Parents are intuitively skilful, however, irrespective of their child’s presenting symptoms, common patterns emerge. Through a natural tendency to anticipate need and lead the interaction they tend to dominate, doing all (or a lot of ) talking, not giving the child time (silence) to think/explore or initiate. One mum said this week ‘I am always filling the room with words’.

They do not know (as I did not) about the impact of mutual face watching.

Unwittingly, the adult’s approach, while well intentioned, and often grounded in advice they have been given – ‘talk to your child’ – typically promotes learned helplessness. Sometimes we see a marked change in the child the first time the parent experiments with a new interaction pattern and parents express amazement ‘I never knew my child was so capable!’ ‘I feel guilty that I did not realise she could do X’.

I do think labels can help parents/practitioners to understand a child’s needs (I keep recommending Barry Prizant’s wonderful book, Uniquely Human, and parents say they find it really helpful). Labels can help with accessing funding. But, like Rachel, I think there is a lot of overlap. I see a lot of the same needs/issues in the children with DS as those with autism but I don’t necessarily think, since learning more about dysregulation, that this means they have an additional diagnosis.

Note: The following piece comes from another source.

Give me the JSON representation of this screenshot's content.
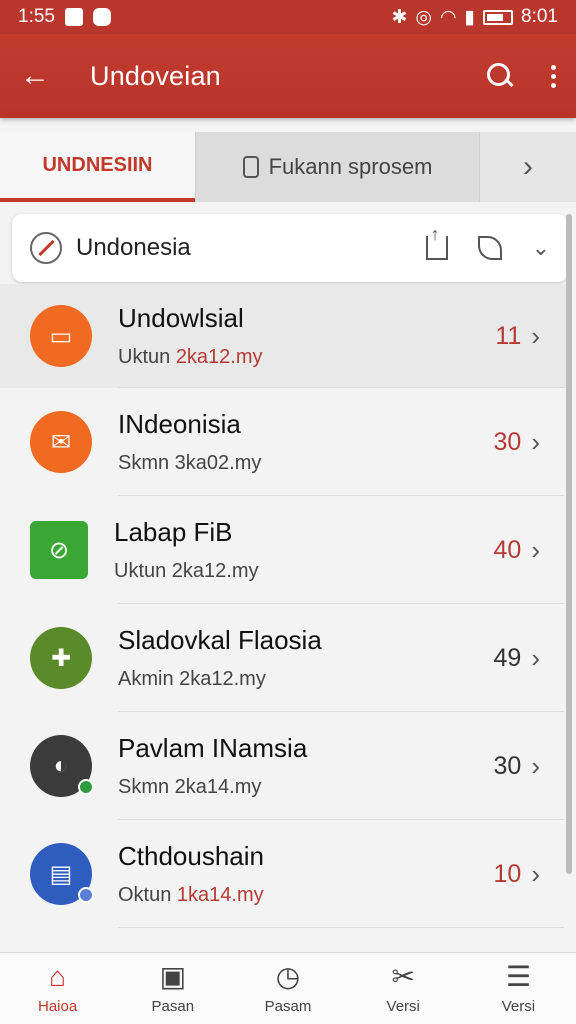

Sociolinguistic and psycholinguistic theories of language development were relatively new when I was at College (nearly 30 years ago!) but were favoured by the SLTs who were my mentors when I was a NQT. I have found myself not only holding on to and pursuing those approaches (training in PCIT, Intensive Interaction, Non Directive Therapy, and VERVE) but in recent years realising how vital they are for all people who present with SLCN, and far less certain of the need, and value, of working on specific S&L impairment targets discretely.

At a time when demand for SLT services – NHS and private – are high, and in some places unsustainable, interactionist approaches such as VERVE, which empower parents, are an effective use of resources. Parents, once confident with the approach, and witnessing the impact on their child/family, rarely ask for extra therapy or direct SLT led therapy.